Somebody Always Singing You

Posted in Autobiography, Books, Media Archive, Monographs, Native Americans/First Nation, United States, Women on 2011-08-21 01:12Z by Steven

Somebody Always Singing You

University Press of Mississippi
1997
160 pages
ISBN: 0878059814 (9780878059812)

Kaylynn Sullivan TwoTrees

The story of a multi-racial woman coming to understand her identity

As the child of African-American and Native American parents, Kaylynn TwoTrees grew up hearing herself called “half breed” and “mixed blood,” terms which now, after many transforming experiences, have positive and powerful meanings for her.
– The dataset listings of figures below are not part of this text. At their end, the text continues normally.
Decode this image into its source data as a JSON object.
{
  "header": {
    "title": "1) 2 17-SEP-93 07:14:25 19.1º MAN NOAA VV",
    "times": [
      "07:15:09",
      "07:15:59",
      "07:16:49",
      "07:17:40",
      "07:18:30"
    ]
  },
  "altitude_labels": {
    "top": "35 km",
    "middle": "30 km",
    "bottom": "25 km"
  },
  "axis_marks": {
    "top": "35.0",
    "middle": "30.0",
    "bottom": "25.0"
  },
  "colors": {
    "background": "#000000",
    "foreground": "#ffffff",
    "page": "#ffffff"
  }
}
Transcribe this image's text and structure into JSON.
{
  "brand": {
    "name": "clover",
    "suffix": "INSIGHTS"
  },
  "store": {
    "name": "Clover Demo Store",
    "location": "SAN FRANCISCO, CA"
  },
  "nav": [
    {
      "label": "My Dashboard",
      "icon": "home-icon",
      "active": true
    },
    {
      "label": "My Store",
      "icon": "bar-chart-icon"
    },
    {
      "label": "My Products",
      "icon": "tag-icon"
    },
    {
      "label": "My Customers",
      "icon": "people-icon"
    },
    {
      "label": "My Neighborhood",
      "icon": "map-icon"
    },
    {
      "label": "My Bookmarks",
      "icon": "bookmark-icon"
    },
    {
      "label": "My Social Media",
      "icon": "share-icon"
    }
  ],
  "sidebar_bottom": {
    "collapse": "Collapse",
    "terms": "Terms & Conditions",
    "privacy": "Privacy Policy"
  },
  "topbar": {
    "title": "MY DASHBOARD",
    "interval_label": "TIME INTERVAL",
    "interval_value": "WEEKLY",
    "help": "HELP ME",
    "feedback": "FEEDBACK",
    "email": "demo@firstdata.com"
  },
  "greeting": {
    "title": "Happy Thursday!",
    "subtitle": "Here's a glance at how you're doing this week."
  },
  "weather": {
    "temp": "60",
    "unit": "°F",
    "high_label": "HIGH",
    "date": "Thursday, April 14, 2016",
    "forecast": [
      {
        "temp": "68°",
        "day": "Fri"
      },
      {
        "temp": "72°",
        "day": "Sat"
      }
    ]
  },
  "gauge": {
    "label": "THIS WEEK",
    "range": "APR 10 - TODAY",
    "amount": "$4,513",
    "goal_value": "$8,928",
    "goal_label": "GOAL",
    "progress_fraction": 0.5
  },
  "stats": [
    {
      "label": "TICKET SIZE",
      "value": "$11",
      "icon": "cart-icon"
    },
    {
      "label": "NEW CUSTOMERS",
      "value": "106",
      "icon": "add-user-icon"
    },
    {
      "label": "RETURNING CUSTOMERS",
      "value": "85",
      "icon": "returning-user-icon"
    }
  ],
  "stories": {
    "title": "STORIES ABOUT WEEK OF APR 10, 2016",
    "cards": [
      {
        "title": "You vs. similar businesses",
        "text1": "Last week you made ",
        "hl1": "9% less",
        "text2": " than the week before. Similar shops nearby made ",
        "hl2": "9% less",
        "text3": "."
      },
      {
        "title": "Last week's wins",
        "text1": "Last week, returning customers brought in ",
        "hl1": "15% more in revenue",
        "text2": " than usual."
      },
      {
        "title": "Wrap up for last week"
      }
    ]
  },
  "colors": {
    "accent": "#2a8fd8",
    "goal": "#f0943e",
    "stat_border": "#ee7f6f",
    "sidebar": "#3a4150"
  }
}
This book spanning the first fifty years of her life is the account of her extraordinary journey into an understanding of her rich and complex heritage.
 
TwoTrees’s poignant, honest memoir tells of her birth to a Lakota father from a South Dakota reservation and a black mother from an urban neighborhood in Des Moines. She spent summers during her early childhood visiting the Pine Ridge reservation. Her grandmother’s teachings from those days sustained her throughout the subsequent years. She always has remembered her grandmother’s saying “You going/coming back being. Grandmothers always singing you going. Grandchildren always singing you coming back. Somebody always singing you.”
 
After the murder of her mother, she was adopted by her black grandparents, who had worked hard to achieve a middle-class life. TwoTrees was later sent to a Catholic boarding school where she was the only person of color. After she gave birth to a baby girl, whom she released to the care of relatives, she set out on her own. The ensuing journey took her from Chicago to a life in Europe, where she lived for some years as a dancer and a manager of dance companies. Returning to the United States, she lived first in New York, and then in the Southwest, where she spent recent years learning about the landscape and the indigenous cultures and giving workshops and performances.
 
TwoTrees, whose fascinating life journey has been filled with exhilarating as well as painful moments, writes movingly of her efforts to incorporate the diverse strands of her identity. Always carrying with her the love and lessons from her Indian grandmother and many others, she has come to understand the value of her multiple heritages.